Ein Facharzt für Allgemeinmedizin und Innere Medizin arbeitete 2013 als zweiter Chefarzt der Inneren Medizin am Liechtensteinischen Landesspital. Dort stieß er auf Informationen, wonach vier Patienten verstorben waren, nachdem ein Kollege ihnen Morphium verabreicht hatte.

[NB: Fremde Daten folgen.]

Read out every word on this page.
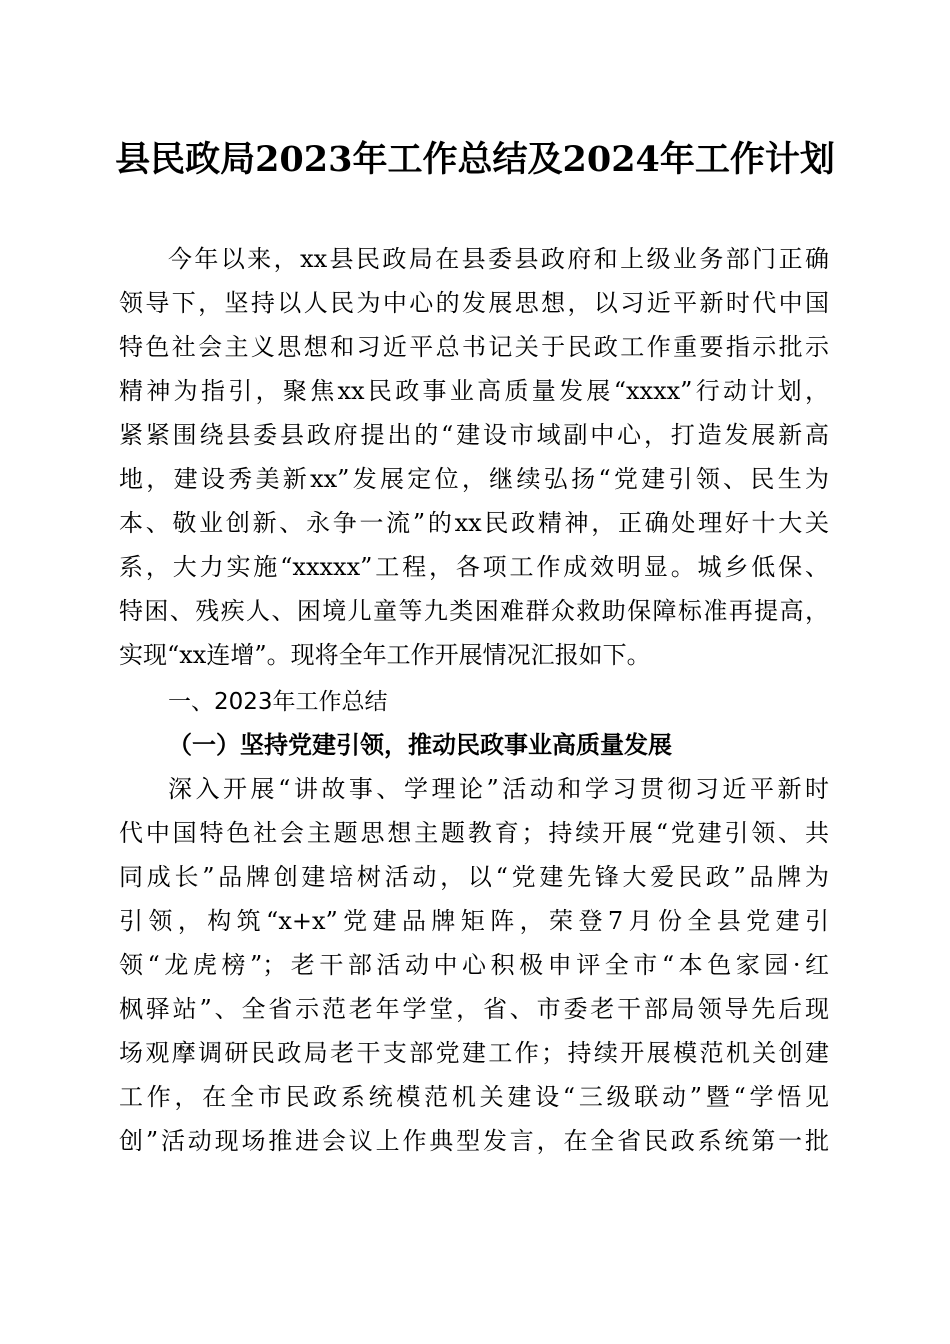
县民政局2023年工作总结及2024年工作计划
今年以来，xx县民政局在县委县政府和上级业务部门正确
领导下，坚持以人民为中心的发展思想，以习近平新时代中国
特色社会主义思想和习近平总书记关于民政工作重要指示批示
精神为指引，聚焦xx民政事业高质量发展“xxxx”行动计划，
紧紧围绕县委县政府提出的“建设市域副中心，打造发展新高
地，建设秀美新xx”发展定位，继续弘扬“党建引领、民生为
本、敬业创新、永争一流”的xx民政精神，正确处理好十大关
系，大力实施“xxxxx”工程，各项工作成效明显。城乡低保、
特困、残疾人、困境儿童等九类困难群众救助保障标准再提高，
实现“xx连增”。现将全年工作开展情况汇报如下。
一、2023年工作总结
（一）坚持党建引领，推动民政事业高质量发展
深入开展“讲故事、学理论”活动和学习贯彻习近平新时
代中国特色社会主题思想主题教育；持续开展“党建引领、共
同成长”品牌创建培树活动，以“党建先锋大爱民政”品牌为
引领，构筑“x+x”党建品牌矩阵，荣登7月份全县党建引
领“龙虎榜”；老干部活动中心积极申评全市“本色家园·红
枫驿站”、全省示范老年学堂，省、市委老干部局领导先后现
场观摩调研民政局老干支部党建工作；持续开展模范机关创建
工作，在全市民政系统模范机关建设“三级联动”暨“学悟见
创”活动现场推进会议上作典型发言，在全省民政系统第一批
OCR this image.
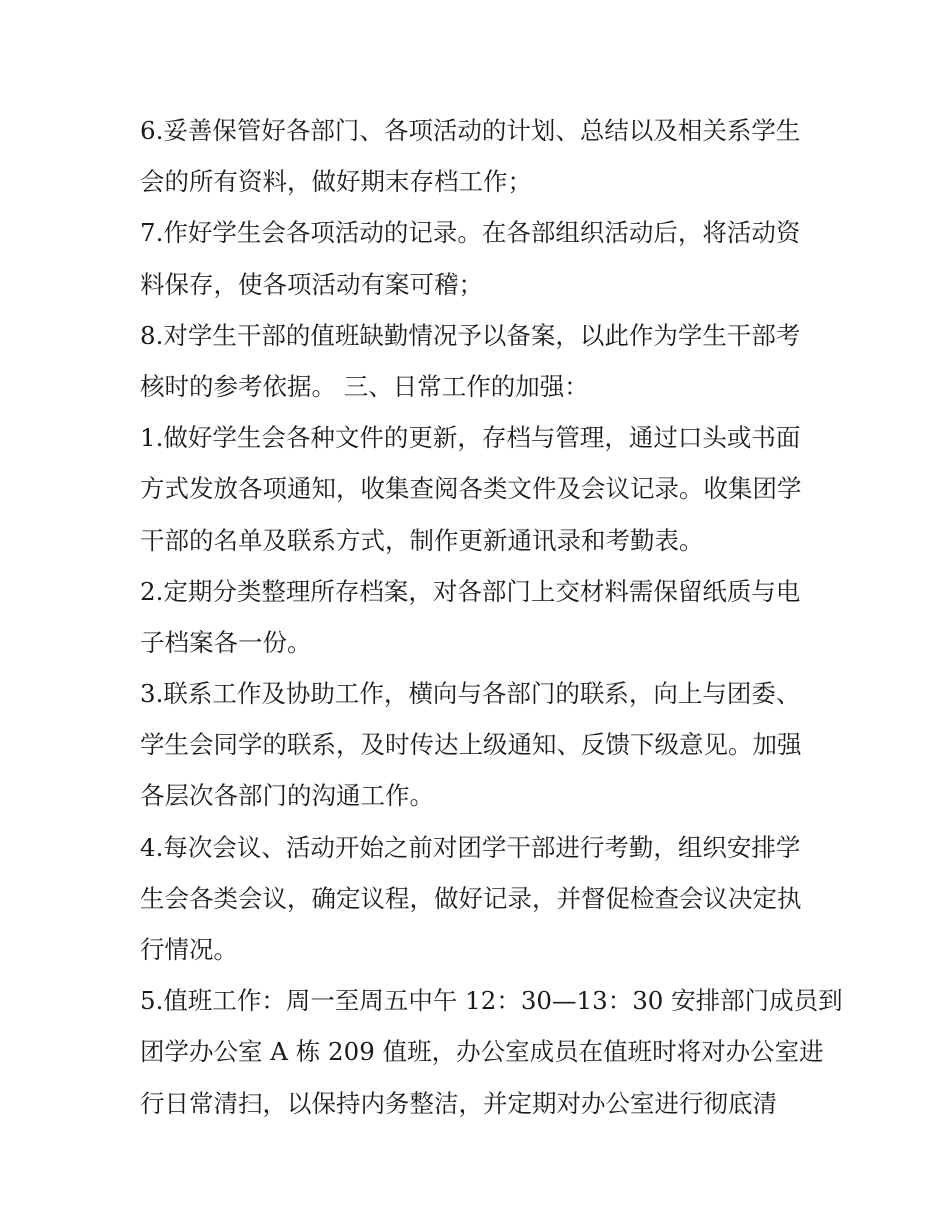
6.妥善保管好各部门、各项活动的计划、总结以及相关系学生
会的所有资料，做好期末存档工作；
7.作好学生会各项活动的记录。在各部组织活动后，将活动资
料保存，使各项活动有案可稽；
8.对学生干部的值班缺勤情况予以备案，以此作为学生干部考
核时的参考依据。 三、日常工作的加强：
1.做好学生会各种文件的更新，存档与管理，通过口头或书面
方式发放各项通知，收集查阅各类文件及会议记录。收集团学
干部的名单及联系方式，制作更新通讯录和考勤表。
2.定期分类整理所存档案，对各部门上交材料需保留纸质与电
子档案各一份。
3.联系工作及协助工作，横向与各部门的联系，向上与团委、
学生会同学的联系，及时传达上级通知、反馈下级意见。加强
各层次各部门的沟通工作。
4.每次会议、活动开始之前对团学干部进行考勤，组织安排学
生会各类会议，确定议程，做好记录，并督促检查会议决定执
行情况。
5.值班工作：周一至周五中午 12：30—13：30 安排部门成员到
团学办公室 A 栋 209 值班，办公室成员在值班时将对办公室进
行日常清扫，以保持内务整洁，并定期对办公室进行彻底清
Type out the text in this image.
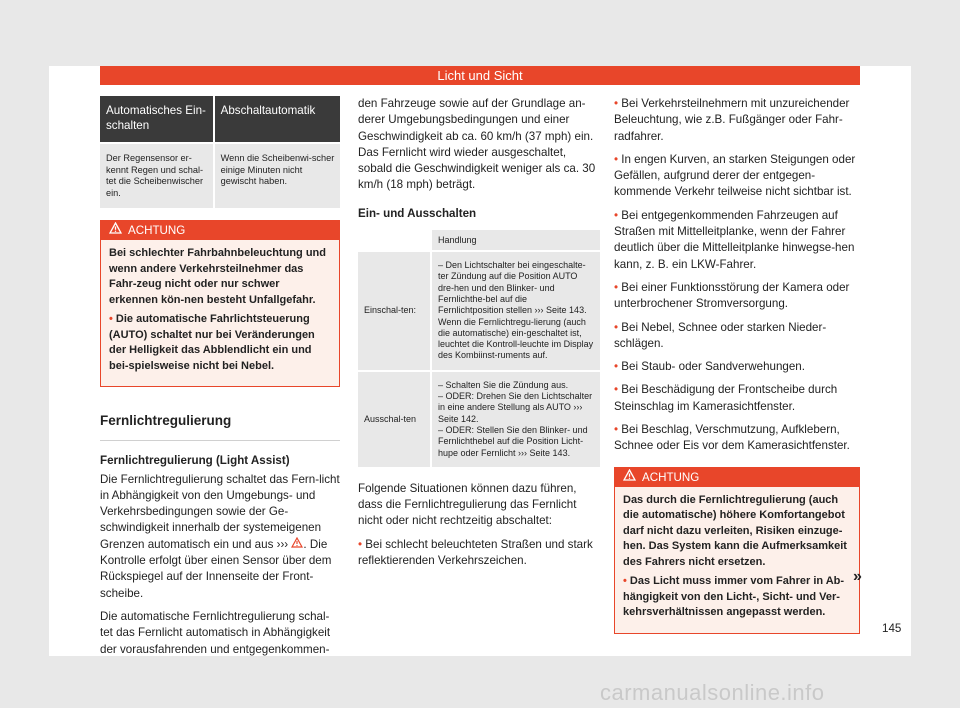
Licht und Sicht
Automatisches Ein-schalten	Abschaltautomatik
Der Regensensor er-kennt Regen und schal-tet die Scheibenwischer ein.	Wenn die Scheibenwi-scher einige Minuten nicht gewischt haben.
ACHTUNG

Bei schlechter Fahrbahnbeleuchtung und wenn andere Verkehrsteilnehmer das Fahr-zeug nicht oder nur schwer erkennen kön-nen besteht Unfallgefahr.

• Die automatische Fahrlichtsteuerung (AUTO) schaltet nur bei Veränderungen der Helligkeit das Abblendlicht ein und bei-spielsweise nicht bei Nebel.

Fernlichtregulierung
Fernlichtregulierung (Light Assist)

Die Fernlichtregulierung schaltet das Fern-licht in Abhängigkeit von den Umgebungs- und Verkehrsbedingungen sowie der Ge-schwindigkeit innerhalb der systemeigenen Grenzen automatisch ein und aus ››› . Die Kontrolle erfolgt über einen Sensor über dem Rückspiegel auf der Innenseite der Front-scheibe.

Die automatische Fernlichtregulierung schal-tet das Fernlicht automatisch in Abhängigkeit der vorausfahrenden und entgegenkommen-

den Fahrzeuge sowie auf der Grundlage an-derer Umgebungsbedingungen und einer Geschwindigkeit ab ca. 60 km/h (37 mph) ein. Das Fernlicht wird wieder ausgeschaltet, sobald die Geschwindigkeit weniger als ca. 30 km/h (18 mph) beträgt.

Ein- und Ausschalten
	Handlung
Einschal-ten:	– Den Lichtschalter bei eingeschalte-ter Zündung auf die Position AUTO dre-hen und den Blinker- und Fernlichthe-bel auf die Fernlichtposition stellen ››› Seite 143. Wenn die Fernlichtregu-lierung (auch die automatische) ein-geschaltet ist, leuchtet die Kontroll-leuchte im Display des Kombiinst-ruments auf.
Ausschal-ten	– Schalten Sie die Zündung aus.
– ODER: Drehen Sie den Lichtschalter in eine andere Stellung als AUTO ››› Seite 142.
– ODER: Stellen Sie den Blinker- und Fernlichthebel auf die Position Licht-hupe oder Fernlicht ››› Seite 143.

Folgende Situationen können dazu führen, dass die Fernlichtregulierung das Fernlicht nicht oder nicht rechtzeitig abschaltet:

• Bei schlecht beleuchteten Straßen und stark reflektierenden Verkehrszeichen.

• Bei Verkehrsteilnehmern mit unzureichender Beleuchtung, wie z.B. Fußgänger oder Fahr-radfahrer.

• In engen Kurven, an starken Steigungen oder Gefällen, aufgrund derer der entgegen-kommende Verkehr teilweise nicht sichtbar ist.

• Bei entgegenkommenden Fahrzeugen auf Straßen mit Mittelleitplanke, wenn der Fahrer deutlich über die Mittelleitplanke hinwegse-hen kann, z. B. ein LKW-Fahrer.

• Bei einer Funktionsstörung der Kamera oder unterbrochener Stromversorgung.

• Bei Nebel, Schnee oder starken Nieder-schlägen.

• Bei Staub- oder Sandverwehungen.

• Bei Beschädigung der Frontscheibe durch Steinschlag im Kamerasichtfenster.

• Bei Beschlag, Verschmutzung, Aufklebern, Schnee oder Eis vor dem Kamerasichtfenster.

ACHTUNG

Das durch die Fernlichtregulierung (auch die automatische) höhere Komfortangebot darf nicht dazu verleiten, Risiken einzuge-hen. Das System kann die Aufmerksamkeit des Fahrers nicht ersetzen.

• Das Licht muss immer vom Fahrer in Ab-hängigkeit von den Licht-, Sicht- und Ver-kehrsverhältnissen angepasst werden.

»
145
carmanualsonline.info
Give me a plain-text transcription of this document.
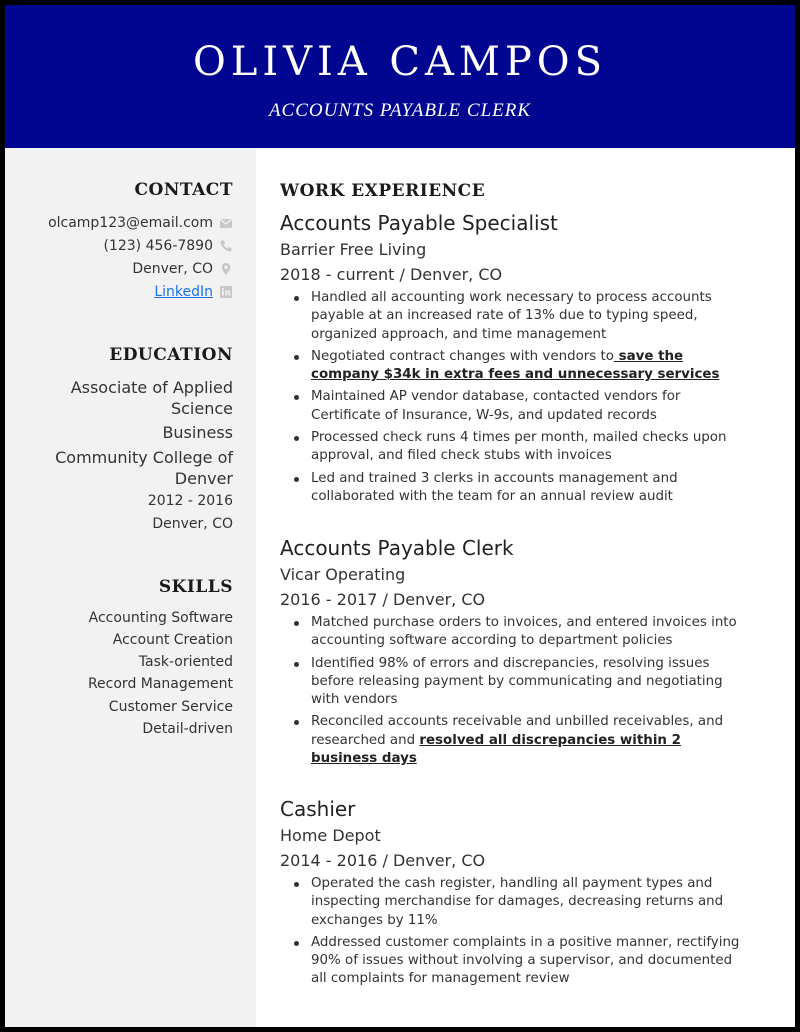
OLIVIA CAMPOS
ACCOUNTS PAYABLE CLERK
CONTACT
olcamp123@email.com
(123) 456-7890
Denver, CO
LinkedIn
EDUCATION
Associate of Applied
Science
Business
Community College of
Denver
2012 - 2016
Denver, CO
SKILLS
Accounting Software
Account Creation
Task-oriented
Record Management
Customer Service
Detail-driven
WORK EXPERIENCE
Accounts Payable Specialist
Barrier Free Living
2018 - current / Denver, CO
Handled all accounting work necessary to process accounts payable at an increased rate of 13% due to typing speed, organized approach, and time management
Negotiated contract changes with vendors to save the company $34k in extra fees and unnecessary services
Maintained AP vendor database, contacted vendors for Certificate of Insurance, W-9s, and updated records
Processed check runs 4 times per month, mailed checks upon approval, and filed check stubs with invoices
Led and trained 3 clerks in accounts management and collaborated with the team for an annual review audit
Accounts Payable Clerk
Vicar Operating
2016 - 2017 / Denver, CO
Matched purchase orders to invoices, and entered invoices into accounting software according to department policies
Identified 98% of errors and discrepancies, resolving issues before releasing payment by communicating and negotiating with vendors
Reconciled accounts receivable and unbilled receivables, and researched and resolved all discrepancies within 2 business days
Cashier
Home Depot
2014 - 2016 / Denver, CO
Operated the cash register, handling all payment types and inspecting merchandise for damages, decreasing returns and exchanges by 11%
Addressed customer complaints in a positive manner, rectifying 90% of issues without involving a supervisor, and documented all complaints for management review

Der Arzt ging davon aus, dass es sich um Euthanasie gehandelt habe. Anstatt zunächst das interne Beschwerdesystem der Klinik zu nutzen, informierte er direkt den Staatsanwalt. Die anschließenden Ermittlungen führten zu erheblicher medialer Aufmerksamkeit. Zunächst eine interne und dann eine externe Untersuchung bestätigten jedoch, dass die Morphingaben des Kollegen medizinisch nicht zu beanstanden waren. Daraufhin wurden die strafrechtlichen Ermittlungen eingestellt. Dem Arzt wurde fristlos gekündigt. Dieser erhob gegen die Kündigung Klage und forderte 600.000 Franken Schadenersatz. Dies aber vergeblich.
Die Straßburger Richter ließen offen, ob der Internist seinen Verdacht zunächst hätte klinikintern äußern müssen. In Anbetracht der Schwere der Vorwürfe habe er diese aber auf jeden Fall besser erhärten und beispielsweise die Fallakten genau ansehen müssen, ehe er nach außen ging. Zwar habe der Arzt „nicht aus unlauteren Motiven gehandelt“. Angesichts der erheblichen Auswirkungen auf den Ruf des Krankenhauses und des Kollegen sei die Entlassung aber gerechtfertigt und verhältnismäßig gewesen, befand der EGMR. Dieser Schritt habe wohl auch eine abschreckende Wirkung entfalten sollen. Dies war aber zulässig.